Optimising treatment outcomes in partial responders: When to increase dose, augment or switch? Sousa Almeida
“There are challenges,” said Dr Sousa Almeida, “in identifying the optimal management strategy for people with MDD.” These include identifying the most appropriate treatment for partially responding patients29 and whether a dose increase, medication augmentation or combination, or switch is needed. Guidelines for such may differ by country.30
While guidelines include increasing the dose of an antidepressant, this may not confer greater efficacy, particularly with SSRIs. There is also the need to balance treatment efficacy with side effects, which are more common at higher doses.31 Combination therapy has been found to have improved efficacy outcomes compared to monotherapy, although there is risk of a greater side effect burden and while there are numerous potential combinations, there is limited data on these.27,32,33 Again, guidelines differ as to which combinations should be considered and at which line in the therapeutic decision tree to use them.30,34
In patients with MDD and partial remission, treatment choices include dose adjustment, augmentation and switching
Timing on when to explore alternative management is key but may be difficult. “We have to wait between the time the antidepressants kick-in and the risk we have before our eyes of prolonged symptoms of depression,” explained Dr Sousa Almeida.35 A study in 2848 patients showed that mean time to onset of improvement following antidepressant initiation was around 2 weeks, with a meant time to response of under 3 weeks.
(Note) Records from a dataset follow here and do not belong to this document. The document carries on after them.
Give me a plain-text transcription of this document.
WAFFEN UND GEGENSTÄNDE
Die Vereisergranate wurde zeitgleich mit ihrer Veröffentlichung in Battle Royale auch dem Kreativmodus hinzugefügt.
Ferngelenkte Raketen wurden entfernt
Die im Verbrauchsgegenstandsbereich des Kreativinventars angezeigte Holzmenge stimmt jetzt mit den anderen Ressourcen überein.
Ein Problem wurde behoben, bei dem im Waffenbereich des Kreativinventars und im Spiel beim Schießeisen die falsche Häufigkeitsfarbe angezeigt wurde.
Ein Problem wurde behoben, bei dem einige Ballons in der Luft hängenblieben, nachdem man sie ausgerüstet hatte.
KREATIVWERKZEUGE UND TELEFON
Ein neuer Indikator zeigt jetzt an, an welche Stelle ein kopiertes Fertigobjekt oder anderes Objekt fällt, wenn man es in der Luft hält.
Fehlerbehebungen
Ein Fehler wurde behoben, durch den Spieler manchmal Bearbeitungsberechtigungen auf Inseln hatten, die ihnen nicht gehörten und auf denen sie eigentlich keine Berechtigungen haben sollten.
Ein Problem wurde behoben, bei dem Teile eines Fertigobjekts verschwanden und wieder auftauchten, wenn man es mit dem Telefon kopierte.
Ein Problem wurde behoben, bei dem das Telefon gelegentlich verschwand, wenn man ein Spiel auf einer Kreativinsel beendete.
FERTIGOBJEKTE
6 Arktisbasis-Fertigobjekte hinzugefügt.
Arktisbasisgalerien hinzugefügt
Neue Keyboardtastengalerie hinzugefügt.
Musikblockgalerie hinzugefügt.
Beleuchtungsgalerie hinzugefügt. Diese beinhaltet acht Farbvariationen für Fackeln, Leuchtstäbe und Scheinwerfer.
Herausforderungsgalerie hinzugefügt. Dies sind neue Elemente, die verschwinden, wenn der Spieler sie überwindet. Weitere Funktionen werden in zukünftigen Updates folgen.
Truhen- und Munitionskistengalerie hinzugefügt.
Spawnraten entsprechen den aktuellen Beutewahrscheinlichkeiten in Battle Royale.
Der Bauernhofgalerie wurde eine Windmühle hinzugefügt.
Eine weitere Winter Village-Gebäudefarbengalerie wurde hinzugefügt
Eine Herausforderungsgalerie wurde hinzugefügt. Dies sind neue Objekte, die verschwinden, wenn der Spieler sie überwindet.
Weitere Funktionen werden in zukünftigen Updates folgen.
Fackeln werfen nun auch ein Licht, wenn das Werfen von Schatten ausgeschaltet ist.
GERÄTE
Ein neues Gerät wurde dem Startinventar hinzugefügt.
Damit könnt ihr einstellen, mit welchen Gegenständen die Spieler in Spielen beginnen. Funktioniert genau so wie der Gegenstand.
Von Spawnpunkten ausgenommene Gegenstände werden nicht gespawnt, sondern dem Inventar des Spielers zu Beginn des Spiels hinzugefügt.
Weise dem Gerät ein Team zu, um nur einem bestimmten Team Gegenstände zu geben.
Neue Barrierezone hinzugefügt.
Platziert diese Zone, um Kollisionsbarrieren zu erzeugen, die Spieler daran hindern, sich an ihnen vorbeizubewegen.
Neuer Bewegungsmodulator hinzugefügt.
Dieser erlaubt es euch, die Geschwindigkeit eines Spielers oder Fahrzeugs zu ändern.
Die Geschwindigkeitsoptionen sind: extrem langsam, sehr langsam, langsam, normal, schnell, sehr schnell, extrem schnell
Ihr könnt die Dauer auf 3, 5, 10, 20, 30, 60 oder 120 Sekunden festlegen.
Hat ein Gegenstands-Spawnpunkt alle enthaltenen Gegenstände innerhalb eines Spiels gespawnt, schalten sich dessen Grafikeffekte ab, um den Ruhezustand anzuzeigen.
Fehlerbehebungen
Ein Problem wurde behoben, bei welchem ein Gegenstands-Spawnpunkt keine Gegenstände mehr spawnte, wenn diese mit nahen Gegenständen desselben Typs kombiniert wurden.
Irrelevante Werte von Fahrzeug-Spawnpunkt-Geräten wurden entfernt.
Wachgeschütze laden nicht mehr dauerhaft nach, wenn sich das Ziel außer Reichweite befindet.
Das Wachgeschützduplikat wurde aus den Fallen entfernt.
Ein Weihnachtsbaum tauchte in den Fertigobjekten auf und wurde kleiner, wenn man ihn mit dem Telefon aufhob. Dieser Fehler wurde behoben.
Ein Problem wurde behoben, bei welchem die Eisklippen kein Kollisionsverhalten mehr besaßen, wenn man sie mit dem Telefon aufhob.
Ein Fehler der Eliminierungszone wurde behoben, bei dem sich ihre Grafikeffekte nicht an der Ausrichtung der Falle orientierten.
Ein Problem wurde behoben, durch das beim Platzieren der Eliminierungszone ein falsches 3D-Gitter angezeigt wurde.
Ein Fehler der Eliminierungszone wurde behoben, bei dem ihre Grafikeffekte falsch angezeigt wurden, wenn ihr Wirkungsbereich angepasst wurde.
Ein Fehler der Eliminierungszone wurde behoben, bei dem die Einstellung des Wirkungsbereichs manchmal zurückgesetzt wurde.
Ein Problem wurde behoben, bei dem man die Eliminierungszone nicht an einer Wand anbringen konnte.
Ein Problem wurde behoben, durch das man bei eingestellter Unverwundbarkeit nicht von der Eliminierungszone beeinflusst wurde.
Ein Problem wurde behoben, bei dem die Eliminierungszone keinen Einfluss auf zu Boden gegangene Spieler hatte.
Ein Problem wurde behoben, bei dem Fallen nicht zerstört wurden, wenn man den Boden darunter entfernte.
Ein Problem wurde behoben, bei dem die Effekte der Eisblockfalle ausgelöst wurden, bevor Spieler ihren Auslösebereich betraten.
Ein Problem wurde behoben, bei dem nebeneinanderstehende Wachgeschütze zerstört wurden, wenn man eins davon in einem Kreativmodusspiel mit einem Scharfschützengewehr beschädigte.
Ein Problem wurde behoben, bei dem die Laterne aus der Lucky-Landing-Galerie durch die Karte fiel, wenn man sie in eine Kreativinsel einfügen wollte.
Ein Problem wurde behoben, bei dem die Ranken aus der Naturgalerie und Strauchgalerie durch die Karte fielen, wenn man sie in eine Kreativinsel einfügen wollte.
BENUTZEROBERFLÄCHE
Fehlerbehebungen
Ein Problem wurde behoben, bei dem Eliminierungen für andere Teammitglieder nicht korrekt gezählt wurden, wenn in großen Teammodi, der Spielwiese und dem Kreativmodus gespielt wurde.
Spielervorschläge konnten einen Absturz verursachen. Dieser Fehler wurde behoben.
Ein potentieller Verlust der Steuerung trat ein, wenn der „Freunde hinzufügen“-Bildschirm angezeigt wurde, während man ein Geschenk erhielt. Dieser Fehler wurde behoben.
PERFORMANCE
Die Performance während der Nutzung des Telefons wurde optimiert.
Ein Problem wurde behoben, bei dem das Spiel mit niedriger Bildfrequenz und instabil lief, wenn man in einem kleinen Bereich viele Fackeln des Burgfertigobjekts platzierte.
This also showed that early improvers were at least three times more likely to become sustained responders.36 This is important because in the Collaborative Depression Study, residual subthreshold depressive symptoms were related to more severe, relapsing and chronic depression.10
Although there are a number of guidelines, Dr Sousa Almeida highlighted how she most often used the Canadian Network for Mood and Anxiety Treatments guidelines that have a step-through approach starting with assessment of early improvement at 2−4 weeks and how to tackle treatment partial and non-response.37
The UK National Institute for Health and Care Excellence guidelines highlight how patient options and preferences should always be considered. Treatment can include addition of a group exercise intervention and switching to a psychological therapy as well as dose increase and switching options.38 “Negotiate and monitor all the way whether the patient is happy with the treatment,” urged Dr Sousa Almeida.
When switching, it is important to do so slowly, using cross-tapering and with monitoring of the tolerability of the second agent and withdrawal symptoms of the first.35 In conclusion, Dr Sousa Almeida said that further evidence and clearer guidance are required for switching antidepressants.